Hello I’m playing with ocamllex. Here’s an ocamllex file
{
type res = ENDOFFILE | OK
}
rule test = parse
['0' - '9']+
{ OK } |
[' ' '\t']+
{ OK } |
_
{OK} |
eof
{ENDOFFILE}
And the main file
let scan inp:string =
let lb = Lexing.from_string inp in
let rec run (s:string) =
match Lex.test lb with
ENDOFFILE -> s ^ "\nend" |
_ -> run (s ^ " \nfound something at " ^ string_of_int (Lexing.lexeme_start lb))
in
run "start\n"
let _ = print_endline (scan "42 24")
I ran ocamllex then I compiled the result with ocamlopt. The code works. I had to specify the module of the “test” function but not the ENDOFFILE value (the ugly name is choosen to be sure it is mine). Is it normal practise or some accident ?
This is called type-directed disambiguation (see OCaml - The core language). In contexts where the compiler has enough type information, it can use that information to look up constructor and record label names in the right scope, even if they are not prefixed with the module path where they are defined.

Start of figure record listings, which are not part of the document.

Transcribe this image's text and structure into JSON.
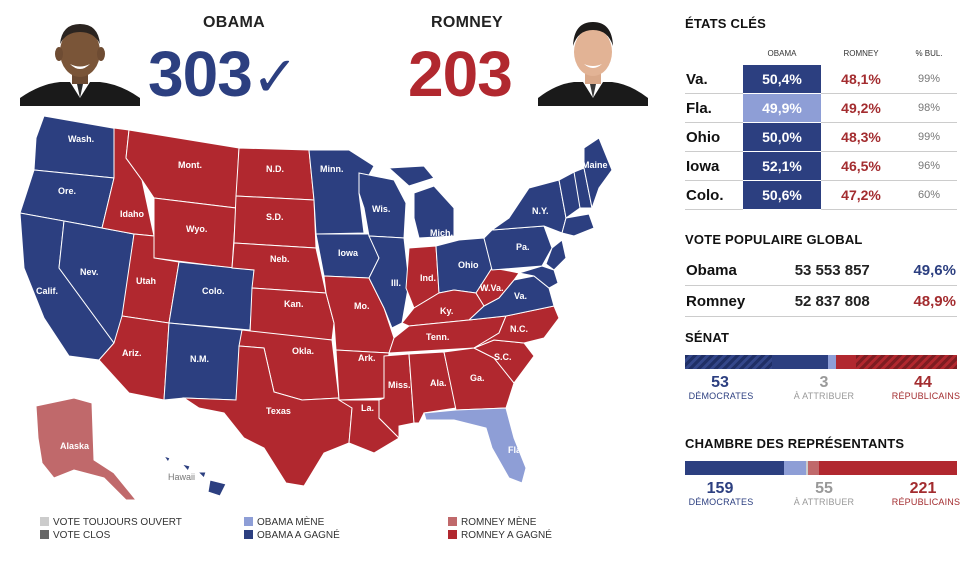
{
  "header": {
    "obama": {
      "name": "OBAMA",
      "votes": "303",
      "check": "✓",
      "color": "#2c3f80"
    },
    "romney": {
      "name": "ROMNEY",
      "votes": "203",
      "color": "#b1282f"
    }
  },
  "map": {
    "colors": {
      "obama_won": "#2c3f80",
      "obama_leads": "#8e9ed6",
      "romney_won": "#b1282f",
      "romney_leads": "#c0696b",
      "open": "#cccccc",
      "closed": "#666666"
    },
    "labels": [
      "Wash.",
      "Ore.",
      "Calif.",
      "Nev.",
      "Idaho",
      "Mont.",
      "Wyo.",
      "Utah",
      "Ariz.",
      "Colo.",
      "N.M.",
      "N.D.",
      "S.D.",
      "Neb.",
      "Kan.",
      "Okla.",
      "Texas",
      "Minn.",
      "Iowa",
      "Mo.",
      "Ark.",
      "La.",
      "Wis.",
      "Ill.",
      "Mich.",
      "Ind.",
      "Ohio",
      "Ky.",
      "Tenn.",
      "Miss.",
      "Ala.",
      "Ga.",
      "Fla.",
      "S.C.",
      "N.C.",
      "Va.",
      "W.Va.",
      "Pa.",
      "N.Y.",
      "Maine",
      "Alaska",
      "Hawaii"
    ]
  },
  "legend": {
    "open": "VOTE TOUJOURS OUVERT",
    "closed": "VOTE CLOS",
    "obama_leads": "OBAMA MÈNE",
    "obama_won": "OBAMA A GAGNÉ",
    "romney_leads": "ROMNEY MÈNE",
    "romney_won": "ROMNEY A GAGNÉ"
  },
  "key_states": {
    "title": "ÉTATS CLÉS",
    "headers": [
      "OBAMA",
      "ROMNEY",
      "% BUL."
    ],
    "rows": [
      {
        "state": "Va.",
        "obama": "50,4%",
        "romney": "48,1%",
        "pct": "99%"
      },
      {
        "state": "Fla.",
        "obama": "49,9%",
        "romney": "49,2%",
        "pct": "98%"
      },
      {
        "state": "Ohio",
        "obama": "50,0%",
        "romney": "48,3%",
        "pct": "99%"
      },
      {
        "state": "Iowa",
        "obama": "52,1%",
        "romney": "46,5%",
        "pct": "96%"
      },
      {
        "state": "Colo.",
        "obama": "50,6%",
        "romney": "47,2%",
        "pct": "60%"
      }
    ]
  },
  "popular_vote": {
    "title": "VOTE POPULAIRE GLOBAL",
    "rows": [
      {
        "name": "Obama",
        "votes": "53 553 857",
        "pct": "49,6%"
      },
      {
        "name": "Romney",
        "votes": "52 837 808",
        "pct": "48,9%"
      }
    ]
  },
  "senate": {
    "title": "SÉNAT",
    "dem": "53",
    "dem_label": "DÉMOCRATES",
    "undecided": "3",
    "undecided_label": "À ATTRIBUER",
    "rep": "44",
    "rep_label": "RÉPUBLICAINS"
  },
  "house": {
    "title": "CHAMBRE DES REPRÉSENTANTS",
    "dem": "159",
    "dem_label": "DÉMOCRATES",
    "undecided": "55",
    "undecided_label": "À ATTRIBUER",
    "rep": "221",
    "rep_label": "RÉPUBLICAINS"
  }
}
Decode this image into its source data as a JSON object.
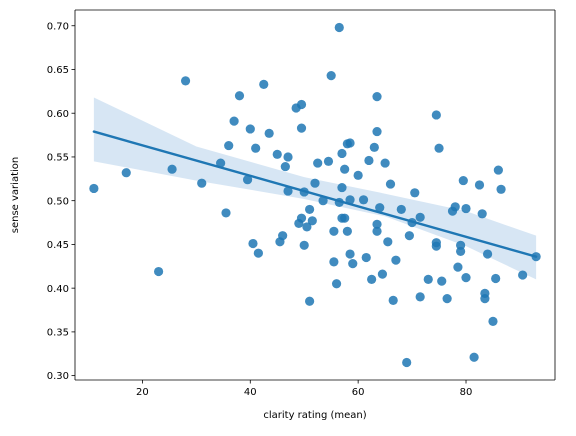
{
  "chart_data": {
    "type": "scatter",
    "title": "",
    "xlabel": "clarity rating (mean)",
    "ylabel": "sense variation",
    "xlim": [
      7.5,
      96.5
    ],
    "ylim": [
      0.295,
      0.718
    ],
    "xticks": [
      20,
      40,
      60,
      80
    ],
    "yticks": [
      0.3,
      0.35,
      0.4,
      0.45,
      0.5,
      0.55,
      0.6,
      0.65,
      0.7
    ],
    "grid": false,
    "point_color": "#1f77b4",
    "line_color": "#1f77b4",
    "band_color": "#c6dbef",
    "regression": {
      "x_start": 11,
      "y_start": 0.579,
      "x_end": 93,
      "y_end": 0.436
    },
    "confidence_band": {
      "x": [
        11,
        30,
        50,
        65,
        80,
        93
      ],
      "upper": [
        0.618,
        0.562,
        0.527,
        0.508,
        0.488,
        0.46
      ],
      "lower": [
        0.545,
        0.523,
        0.502,
        0.482,
        0.448,
        0.41
      ]
    },
    "points": [
      {
        "x": 11,
        "y": 0.514
      },
      {
        "x": 17,
        "y": 0.532
      },
      {
        "x": 23,
        "y": 0.419
      },
      {
        "x": 25.5,
        "y": 0.536
      },
      {
        "x": 28,
        "y": 0.637
      },
      {
        "x": 31,
        "y": 0.52
      },
      {
        "x": 34.5,
        "y": 0.543
      },
      {
        "x": 35.5,
        "y": 0.486
      },
      {
        "x": 36,
        "y": 0.563
      },
      {
        "x": 37,
        "y": 0.591
      },
      {
        "x": 38,
        "y": 0.62
      },
      {
        "x": 39.5,
        "y": 0.524
      },
      {
        "x": 40,
        "y": 0.582
      },
      {
        "x": 40.5,
        "y": 0.451
      },
      {
        "x": 41,
        "y": 0.56
      },
      {
        "x": 41.5,
        "y": 0.44
      },
      {
        "x": 42.5,
        "y": 0.633
      },
      {
        "x": 43.5,
        "y": 0.577
      },
      {
        "x": 45,
        "y": 0.553
      },
      {
        "x": 45.5,
        "y": 0.453
      },
      {
        "x": 46,
        "y": 0.46
      },
      {
        "x": 46.5,
        "y": 0.539
      },
      {
        "x": 47,
        "y": 0.511
      },
      {
        "x": 47,
        "y": 0.55
      },
      {
        "x": 48.5,
        "y": 0.606
      },
      {
        "x": 49,
        "y": 0.474
      },
      {
        "x": 49.5,
        "y": 0.583
      },
      {
        "x": 49.5,
        "y": 0.48
      },
      {
        "x": 49.5,
        "y": 0.61
      },
      {
        "x": 50,
        "y": 0.449
      },
      {
        "x": 50,
        "y": 0.51
      },
      {
        "x": 50.5,
        "y": 0.47
      },
      {
        "x": 51,
        "y": 0.385
      },
      {
        "x": 51,
        "y": 0.49
      },
      {
        "x": 51.5,
        "y": 0.477
      },
      {
        "x": 52,
        "y": 0.52
      },
      {
        "x": 52.5,
        "y": 0.543
      },
      {
        "x": 53.5,
        "y": 0.5
      },
      {
        "x": 54.5,
        "y": 0.545
      },
      {
        "x": 55,
        "y": 0.643
      },
      {
        "x": 55.5,
        "y": 0.465
      },
      {
        "x": 55.5,
        "y": 0.43
      },
      {
        "x": 56,
        "y": 0.405
      },
      {
        "x": 56.5,
        "y": 0.498
      },
      {
        "x": 56.5,
        "y": 0.698
      },
      {
        "x": 57,
        "y": 0.554
      },
      {
        "x": 57,
        "y": 0.515
      },
      {
        "x": 57,
        "y": 0.48
      },
      {
        "x": 57.5,
        "y": 0.48
      },
      {
        "x": 57.5,
        "y": 0.536
      },
      {
        "x": 58,
        "y": 0.565
      },
      {
        "x": 58,
        "y": 0.465
      },
      {
        "x": 58.5,
        "y": 0.439
      },
      {
        "x": 58.5,
        "y": 0.566
      },
      {
        "x": 58.5,
        "y": 0.501
      },
      {
        "x": 59,
        "y": 0.428
      },
      {
        "x": 60,
        "y": 0.529
      },
      {
        "x": 61,
        "y": 0.501
      },
      {
        "x": 61.5,
        "y": 0.435
      },
      {
        "x": 62,
        "y": 0.546
      },
      {
        "x": 62.5,
        "y": 0.41
      },
      {
        "x": 63,
        "y": 0.561
      },
      {
        "x": 63.5,
        "y": 0.465
      },
      {
        "x": 63.5,
        "y": 0.473
      },
      {
        "x": 63.5,
        "y": 0.579
      },
      {
        "x": 63.5,
        "y": 0.619
      },
      {
        "x": 64,
        "y": 0.492
      },
      {
        "x": 64.5,
        "y": 0.416
      },
      {
        "x": 65,
        "y": 0.543
      },
      {
        "x": 65.5,
        "y": 0.453
      },
      {
        "x": 66,
        "y": 0.519
      },
      {
        "x": 66.5,
        "y": 0.386
      },
      {
        "x": 67,
        "y": 0.432
      },
      {
        "x": 68,
        "y": 0.49
      },
      {
        "x": 69,
        "y": 0.315
      },
      {
        "x": 69.5,
        "y": 0.46
      },
      {
        "x": 70,
        "y": 0.475
      },
      {
        "x": 70.5,
        "y": 0.509
      },
      {
        "x": 71.5,
        "y": 0.481
      },
      {
        "x": 71.5,
        "y": 0.39
      },
      {
        "x": 73,
        "y": 0.41
      },
      {
        "x": 74.5,
        "y": 0.448
      },
      {
        "x": 74.5,
        "y": 0.452
      },
      {
        "x": 74.5,
        "y": 0.598
      },
      {
        "x": 75,
        "y": 0.56
      },
      {
        "x": 75.5,
        "y": 0.408
      },
      {
        "x": 76.5,
        "y": 0.388
      },
      {
        "x": 77.5,
        "y": 0.488
      },
      {
        "x": 78,
        "y": 0.493
      },
      {
        "x": 78.5,
        "y": 0.424
      },
      {
        "x": 79,
        "y": 0.449
      },
      {
        "x": 79,
        "y": 0.442
      },
      {
        "x": 79.5,
        "y": 0.523
      },
      {
        "x": 80,
        "y": 0.412
      },
      {
        "x": 80,
        "y": 0.491
      },
      {
        "x": 81.5,
        "y": 0.321
      },
      {
        "x": 82.5,
        "y": 0.518
      },
      {
        "x": 83,
        "y": 0.485
      },
      {
        "x": 83.5,
        "y": 0.388
      },
      {
        "x": 83.5,
        "y": 0.394
      },
      {
        "x": 84,
        "y": 0.439
      },
      {
        "x": 85,
        "y": 0.362
      },
      {
        "x": 85.5,
        "y": 0.411
      },
      {
        "x": 86,
        "y": 0.535
      },
      {
        "x": 86.5,
        "y": 0.513
      },
      {
        "x": 90.5,
        "y": 0.415
      },
      {
        "x": 93,
        "y": 0.436
      }
    ]
  }
}
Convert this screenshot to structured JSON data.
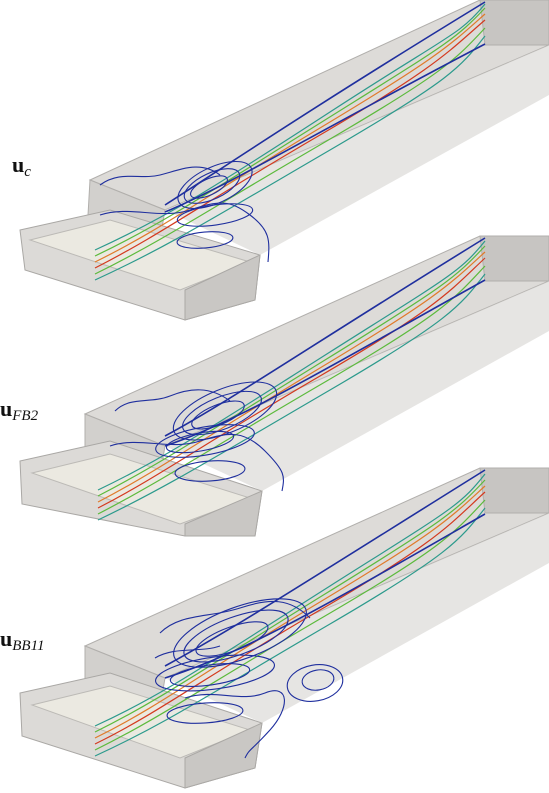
{
  "panels": [
    {
      "id": "uc",
      "symbol": "u",
      "subscript": "c"
    },
    {
      "id": "ufb2",
      "symbol": "u",
      "subscript": "FB2"
    },
    {
      "id": "ubb11",
      "symbol": "u",
      "subscript": "BB11"
    }
  ],
  "colors": {
    "box_face": "#d9d7d4",
    "box_side": "#c9c7c4",
    "box_edge": "#a7a5a2",
    "floor": "#e8e6dd",
    "streamline_inner": "#d43a1f",
    "streamline_mid": "#5cba3c",
    "streamline_outer": "#1f2f9e"
  }
}
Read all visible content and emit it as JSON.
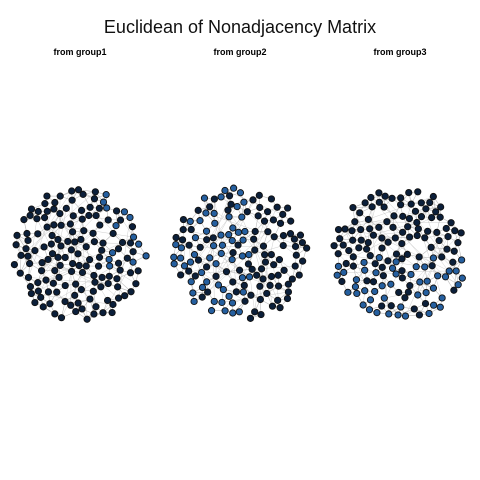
{
  "title": "Euclidean of Nonadjacency Matrix",
  "panels": [
    {
      "title": "from group1",
      "highlight_region": "right",
      "highlight_fraction": 0.22
    },
    {
      "title": "from group2",
      "highlight_region": "left",
      "highlight_fraction": 0.38
    },
    {
      "title": "from group3",
      "highlight_region": "lower",
      "highlight_fraction": 0.31
    }
  ],
  "network": {
    "node_count": 150,
    "edge_color": "#b8b8b8",
    "node_stroke": "#111111",
    "node_dark": "#0b1f3a",
    "node_blue": "#255f9f"
  }
}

It is convenient and of rather normal usage, I would say.
Incidentally, I found it surprising that the pattern match is not used to infer the correct type in this example on the linked manual page:
let is_a_or_b x = match x with
| A -> true (* OCaml infers [x: last_variant] *)
| B -> true;;
Error: This variant pattern is expected to have type last_variant
There is no constructor B within type last_variant
Is this more complicated / less well defined to do than using usages of record fields to disambiguate?
type middle_record = { x:int; z:int }
type last_record = { x:int }
let f r = r.x + r.z
cannot infer that r should be middle_record, which surprised me (at least in utop). Naively, one would think that this should be simple to do. But I wouldn’t be surprised to learn that it cannot be made to work in a reasonably general way.